It’s a party night here in lovely uptown Phoenix. As the dogs dragged their human around their mile-long racetrack, music and near-music serenaded us from all directions, near and far. The neighbors with the vizlas are having an outdoor party in their front yard, the chatter of cocktail talk rising into the night. Over in Richistan, one of the Privileged is blasting his neighbors with loud rackety noise that I guess is supposed to be music — no cars parked outside, though, so presumably no real party is going on. Visiting teenaged relatives, maybe?
The night is so balmy, it’s hard to believe we’re coming up on the end of November. Not even a sweater is needed.
Also over in Richistan, the City’s “we’re a-gunna condemn this shack” sign has disappeared from the front window in the wreck of a house recently vacated by the strange brothers. More amusing gossip has been heard on that front. Videlicet:
The other evening I stopped to chat with the eccentric couple who live catty-corner across the road from that place. He said they believed the explosions described by the other old-time neighbor I spoke with a couple weeks ago were not incidents related to the men’s shade-tree garage business. Rather, they believed, the brothers were cooking up meth in the back of the house.

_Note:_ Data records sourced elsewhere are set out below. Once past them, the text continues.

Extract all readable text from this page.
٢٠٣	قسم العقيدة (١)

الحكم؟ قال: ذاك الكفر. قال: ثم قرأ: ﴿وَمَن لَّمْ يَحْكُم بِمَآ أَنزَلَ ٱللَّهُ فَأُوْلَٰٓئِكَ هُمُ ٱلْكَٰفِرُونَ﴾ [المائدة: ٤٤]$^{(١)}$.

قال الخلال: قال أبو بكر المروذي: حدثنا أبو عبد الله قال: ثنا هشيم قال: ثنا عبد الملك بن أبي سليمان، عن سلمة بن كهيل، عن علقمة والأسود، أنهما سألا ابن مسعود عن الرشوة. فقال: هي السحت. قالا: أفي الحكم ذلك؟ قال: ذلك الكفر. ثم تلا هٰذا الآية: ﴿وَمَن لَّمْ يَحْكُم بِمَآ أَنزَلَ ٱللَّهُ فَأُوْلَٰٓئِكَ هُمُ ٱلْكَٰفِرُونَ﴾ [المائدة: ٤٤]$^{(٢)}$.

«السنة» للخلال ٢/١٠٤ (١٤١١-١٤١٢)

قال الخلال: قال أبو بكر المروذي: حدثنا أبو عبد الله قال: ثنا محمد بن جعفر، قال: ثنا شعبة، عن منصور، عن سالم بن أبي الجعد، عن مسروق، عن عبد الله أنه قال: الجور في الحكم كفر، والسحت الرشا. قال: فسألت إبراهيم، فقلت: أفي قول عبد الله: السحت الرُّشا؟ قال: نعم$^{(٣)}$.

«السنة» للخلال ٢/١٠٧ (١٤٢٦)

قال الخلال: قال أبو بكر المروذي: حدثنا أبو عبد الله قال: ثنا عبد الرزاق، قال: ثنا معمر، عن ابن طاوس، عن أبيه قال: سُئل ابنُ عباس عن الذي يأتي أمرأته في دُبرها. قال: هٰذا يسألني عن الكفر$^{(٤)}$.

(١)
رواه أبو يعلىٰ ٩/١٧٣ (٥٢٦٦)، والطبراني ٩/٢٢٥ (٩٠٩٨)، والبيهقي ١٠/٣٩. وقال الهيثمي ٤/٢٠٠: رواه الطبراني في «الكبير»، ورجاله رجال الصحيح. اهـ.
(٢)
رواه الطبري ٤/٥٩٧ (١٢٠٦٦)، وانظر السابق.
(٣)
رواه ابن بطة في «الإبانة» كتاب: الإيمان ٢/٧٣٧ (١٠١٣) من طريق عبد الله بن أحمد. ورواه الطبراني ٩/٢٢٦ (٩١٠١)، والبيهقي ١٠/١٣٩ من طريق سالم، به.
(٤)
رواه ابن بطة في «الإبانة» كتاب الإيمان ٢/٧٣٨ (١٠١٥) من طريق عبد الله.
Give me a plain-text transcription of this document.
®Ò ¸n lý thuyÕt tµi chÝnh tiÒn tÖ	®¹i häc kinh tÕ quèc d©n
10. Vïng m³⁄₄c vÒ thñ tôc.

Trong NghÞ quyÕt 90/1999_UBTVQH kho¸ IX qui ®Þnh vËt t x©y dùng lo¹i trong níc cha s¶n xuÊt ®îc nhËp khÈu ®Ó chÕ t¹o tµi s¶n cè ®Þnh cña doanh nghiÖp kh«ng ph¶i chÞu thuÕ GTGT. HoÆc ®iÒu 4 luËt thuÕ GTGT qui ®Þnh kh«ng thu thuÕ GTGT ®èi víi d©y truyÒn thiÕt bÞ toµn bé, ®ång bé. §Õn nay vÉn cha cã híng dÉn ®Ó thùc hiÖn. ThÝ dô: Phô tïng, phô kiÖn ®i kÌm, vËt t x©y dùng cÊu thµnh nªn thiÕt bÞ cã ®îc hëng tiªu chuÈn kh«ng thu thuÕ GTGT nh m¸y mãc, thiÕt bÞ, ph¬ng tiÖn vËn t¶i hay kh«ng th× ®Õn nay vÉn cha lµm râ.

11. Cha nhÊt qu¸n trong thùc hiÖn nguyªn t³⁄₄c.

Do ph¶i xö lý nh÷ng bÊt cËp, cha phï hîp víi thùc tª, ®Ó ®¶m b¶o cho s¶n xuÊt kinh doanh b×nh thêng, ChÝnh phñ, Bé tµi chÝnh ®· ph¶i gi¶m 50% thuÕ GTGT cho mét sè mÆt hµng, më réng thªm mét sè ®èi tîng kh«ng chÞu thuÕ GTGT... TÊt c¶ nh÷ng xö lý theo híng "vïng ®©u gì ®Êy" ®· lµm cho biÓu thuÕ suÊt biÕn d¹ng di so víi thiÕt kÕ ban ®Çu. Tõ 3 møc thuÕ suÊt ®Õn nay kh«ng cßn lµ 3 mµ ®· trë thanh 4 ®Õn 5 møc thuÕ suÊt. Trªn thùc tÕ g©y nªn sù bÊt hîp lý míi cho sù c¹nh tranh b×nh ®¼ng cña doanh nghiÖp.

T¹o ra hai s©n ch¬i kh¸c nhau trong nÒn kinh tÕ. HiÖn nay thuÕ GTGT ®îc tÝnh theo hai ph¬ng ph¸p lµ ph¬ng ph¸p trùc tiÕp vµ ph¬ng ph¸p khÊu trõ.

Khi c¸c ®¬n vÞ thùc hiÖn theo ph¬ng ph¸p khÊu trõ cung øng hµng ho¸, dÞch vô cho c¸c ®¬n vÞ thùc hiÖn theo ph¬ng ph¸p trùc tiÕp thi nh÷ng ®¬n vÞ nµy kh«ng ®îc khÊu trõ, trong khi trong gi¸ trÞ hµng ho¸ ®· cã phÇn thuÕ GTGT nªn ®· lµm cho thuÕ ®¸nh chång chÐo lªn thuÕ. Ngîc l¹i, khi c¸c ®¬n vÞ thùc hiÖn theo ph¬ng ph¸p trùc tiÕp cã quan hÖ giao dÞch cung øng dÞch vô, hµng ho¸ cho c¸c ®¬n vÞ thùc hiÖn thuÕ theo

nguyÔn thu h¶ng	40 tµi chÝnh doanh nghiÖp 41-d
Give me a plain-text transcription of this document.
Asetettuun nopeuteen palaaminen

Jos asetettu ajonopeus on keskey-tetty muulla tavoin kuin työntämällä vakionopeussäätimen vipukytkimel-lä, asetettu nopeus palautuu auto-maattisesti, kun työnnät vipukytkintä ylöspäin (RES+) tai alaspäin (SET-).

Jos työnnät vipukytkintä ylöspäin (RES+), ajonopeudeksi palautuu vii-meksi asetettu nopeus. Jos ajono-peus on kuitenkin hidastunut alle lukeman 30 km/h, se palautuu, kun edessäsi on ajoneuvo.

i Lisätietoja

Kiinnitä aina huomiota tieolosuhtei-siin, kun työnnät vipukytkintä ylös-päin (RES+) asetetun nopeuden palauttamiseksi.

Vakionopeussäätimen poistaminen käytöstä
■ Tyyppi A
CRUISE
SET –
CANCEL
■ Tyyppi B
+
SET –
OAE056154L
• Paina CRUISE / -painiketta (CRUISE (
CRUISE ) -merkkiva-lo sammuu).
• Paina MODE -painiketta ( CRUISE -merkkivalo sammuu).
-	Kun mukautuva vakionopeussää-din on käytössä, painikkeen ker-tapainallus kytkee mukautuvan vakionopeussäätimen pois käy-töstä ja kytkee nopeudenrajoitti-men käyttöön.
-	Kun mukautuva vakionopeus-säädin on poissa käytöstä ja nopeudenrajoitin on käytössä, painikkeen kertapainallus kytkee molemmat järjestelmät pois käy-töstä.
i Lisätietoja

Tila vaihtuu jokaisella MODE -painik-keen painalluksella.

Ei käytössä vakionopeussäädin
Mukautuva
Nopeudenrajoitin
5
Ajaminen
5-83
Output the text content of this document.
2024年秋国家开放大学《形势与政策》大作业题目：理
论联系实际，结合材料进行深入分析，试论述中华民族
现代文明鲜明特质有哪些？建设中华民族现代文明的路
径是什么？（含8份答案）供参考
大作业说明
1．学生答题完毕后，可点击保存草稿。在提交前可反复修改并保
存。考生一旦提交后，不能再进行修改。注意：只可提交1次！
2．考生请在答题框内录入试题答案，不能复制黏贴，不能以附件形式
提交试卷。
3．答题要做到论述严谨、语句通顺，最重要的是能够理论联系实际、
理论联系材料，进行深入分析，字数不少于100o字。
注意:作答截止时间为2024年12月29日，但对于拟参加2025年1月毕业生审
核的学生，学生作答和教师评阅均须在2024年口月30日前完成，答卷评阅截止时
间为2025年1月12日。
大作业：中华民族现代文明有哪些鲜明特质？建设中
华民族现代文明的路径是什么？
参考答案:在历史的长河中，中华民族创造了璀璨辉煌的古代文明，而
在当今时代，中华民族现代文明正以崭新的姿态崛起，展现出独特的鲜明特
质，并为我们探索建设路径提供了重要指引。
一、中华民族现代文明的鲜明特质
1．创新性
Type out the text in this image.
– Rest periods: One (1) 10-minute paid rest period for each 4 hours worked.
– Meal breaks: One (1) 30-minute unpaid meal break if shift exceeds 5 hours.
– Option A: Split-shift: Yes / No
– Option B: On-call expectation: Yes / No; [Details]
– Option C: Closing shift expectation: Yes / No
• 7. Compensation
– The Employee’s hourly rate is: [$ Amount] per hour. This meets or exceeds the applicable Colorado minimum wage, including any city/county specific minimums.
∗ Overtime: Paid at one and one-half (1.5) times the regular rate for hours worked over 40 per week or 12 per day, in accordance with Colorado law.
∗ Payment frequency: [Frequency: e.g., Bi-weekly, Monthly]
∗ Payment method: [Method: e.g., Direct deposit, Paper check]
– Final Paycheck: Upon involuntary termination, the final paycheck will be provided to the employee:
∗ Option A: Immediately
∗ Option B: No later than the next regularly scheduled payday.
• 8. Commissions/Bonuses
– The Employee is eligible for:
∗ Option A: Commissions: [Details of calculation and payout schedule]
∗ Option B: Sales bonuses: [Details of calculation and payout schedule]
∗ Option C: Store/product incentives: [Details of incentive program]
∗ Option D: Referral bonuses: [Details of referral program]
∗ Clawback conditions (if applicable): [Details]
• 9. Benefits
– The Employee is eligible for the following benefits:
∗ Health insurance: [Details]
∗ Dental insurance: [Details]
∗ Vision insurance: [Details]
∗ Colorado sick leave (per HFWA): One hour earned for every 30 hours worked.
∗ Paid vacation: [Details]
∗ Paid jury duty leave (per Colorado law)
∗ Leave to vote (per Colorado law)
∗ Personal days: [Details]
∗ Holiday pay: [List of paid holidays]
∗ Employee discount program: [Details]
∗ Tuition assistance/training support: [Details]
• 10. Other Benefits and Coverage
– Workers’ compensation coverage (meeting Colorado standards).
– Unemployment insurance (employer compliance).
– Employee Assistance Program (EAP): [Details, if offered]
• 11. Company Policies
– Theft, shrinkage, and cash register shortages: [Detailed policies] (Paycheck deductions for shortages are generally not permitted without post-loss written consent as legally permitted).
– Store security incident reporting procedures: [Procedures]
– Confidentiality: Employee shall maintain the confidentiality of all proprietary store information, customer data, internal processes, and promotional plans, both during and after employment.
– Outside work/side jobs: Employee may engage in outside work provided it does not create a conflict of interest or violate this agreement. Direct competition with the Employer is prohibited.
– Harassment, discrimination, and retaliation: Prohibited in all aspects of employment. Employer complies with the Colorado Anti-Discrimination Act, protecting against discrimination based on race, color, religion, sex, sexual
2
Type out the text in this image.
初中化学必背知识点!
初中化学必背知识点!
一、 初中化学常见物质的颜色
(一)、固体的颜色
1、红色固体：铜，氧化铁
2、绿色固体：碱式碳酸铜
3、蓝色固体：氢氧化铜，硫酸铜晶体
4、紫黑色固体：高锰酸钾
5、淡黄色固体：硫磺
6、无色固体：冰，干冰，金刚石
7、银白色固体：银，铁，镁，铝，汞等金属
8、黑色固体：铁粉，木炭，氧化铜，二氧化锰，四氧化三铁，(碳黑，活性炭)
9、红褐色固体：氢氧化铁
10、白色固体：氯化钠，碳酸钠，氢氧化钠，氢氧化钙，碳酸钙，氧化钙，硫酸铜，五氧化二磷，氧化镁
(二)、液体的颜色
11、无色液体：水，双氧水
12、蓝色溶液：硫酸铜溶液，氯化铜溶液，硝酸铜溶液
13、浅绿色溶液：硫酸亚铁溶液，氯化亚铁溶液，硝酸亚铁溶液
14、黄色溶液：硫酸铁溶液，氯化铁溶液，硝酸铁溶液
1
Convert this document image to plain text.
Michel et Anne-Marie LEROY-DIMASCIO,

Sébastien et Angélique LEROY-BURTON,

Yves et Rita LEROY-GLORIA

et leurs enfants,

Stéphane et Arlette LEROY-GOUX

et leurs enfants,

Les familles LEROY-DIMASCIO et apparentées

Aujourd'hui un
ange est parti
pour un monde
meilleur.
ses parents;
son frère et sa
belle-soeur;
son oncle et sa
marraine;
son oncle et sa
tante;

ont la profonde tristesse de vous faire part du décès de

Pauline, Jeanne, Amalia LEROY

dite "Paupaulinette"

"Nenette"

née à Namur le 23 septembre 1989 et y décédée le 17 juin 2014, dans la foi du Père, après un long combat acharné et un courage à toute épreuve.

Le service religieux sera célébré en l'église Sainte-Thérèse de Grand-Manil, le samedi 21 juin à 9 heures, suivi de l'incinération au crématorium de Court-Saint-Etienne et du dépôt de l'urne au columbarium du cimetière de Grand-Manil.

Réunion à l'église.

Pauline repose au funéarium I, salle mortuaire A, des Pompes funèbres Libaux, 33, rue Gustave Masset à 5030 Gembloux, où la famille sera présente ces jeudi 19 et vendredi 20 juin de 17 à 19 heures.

And it is true that when they moved out, every window in the house was left hanging open — the place is still wide open.
Shee-ut. If it was a meth house, the City may make them bulldoze it. That, one suspects, would be the path of least resistance. Still…what a waste! These are historic-era homes: almost 70 years old. In Phoenix, you can get historic designation if a house is 50 years old.
Meth was the product of choice for dealers and wannabe dealers in these parts, for quite some time. Sh*theads turned houses into meth factories even in some very fancy neighborhoods — like Palmcroft, probably the most elegant gentrified district in the Valley. Friend of mine moved into a district called Moon Valley, a wannabe fancy area that has had its ups and downs.
Cattycorner across the road from the house she bought stood a Frank Lloyd Wright-designed house that had been a meth house and had been condemned. A lot of argument ensued over whether the place would be demolished, the theory being that the chemicals used permeate the structure’s building materials so that it will never be safe to live in again.
So it remains to be seen what will become of Tony the Cat and his sidekick. The old guy across the street said both cats were back and OK. No one in the hood is able to adopt them, which probably doesn’t matter because they’ve always been “outside cats”: read “feral.” People leave food outdoors for them.
However, two mated coyotes have taken up residence in the brush outside a house one street to the north (another eccentric: an architect who thinks feral shrubbery is arty…and it surely DOES block the view from the street into his house). They stroll up and down Tony’s street all the time — I carry a coyote shilelagh with me whenever I take the short stuff out.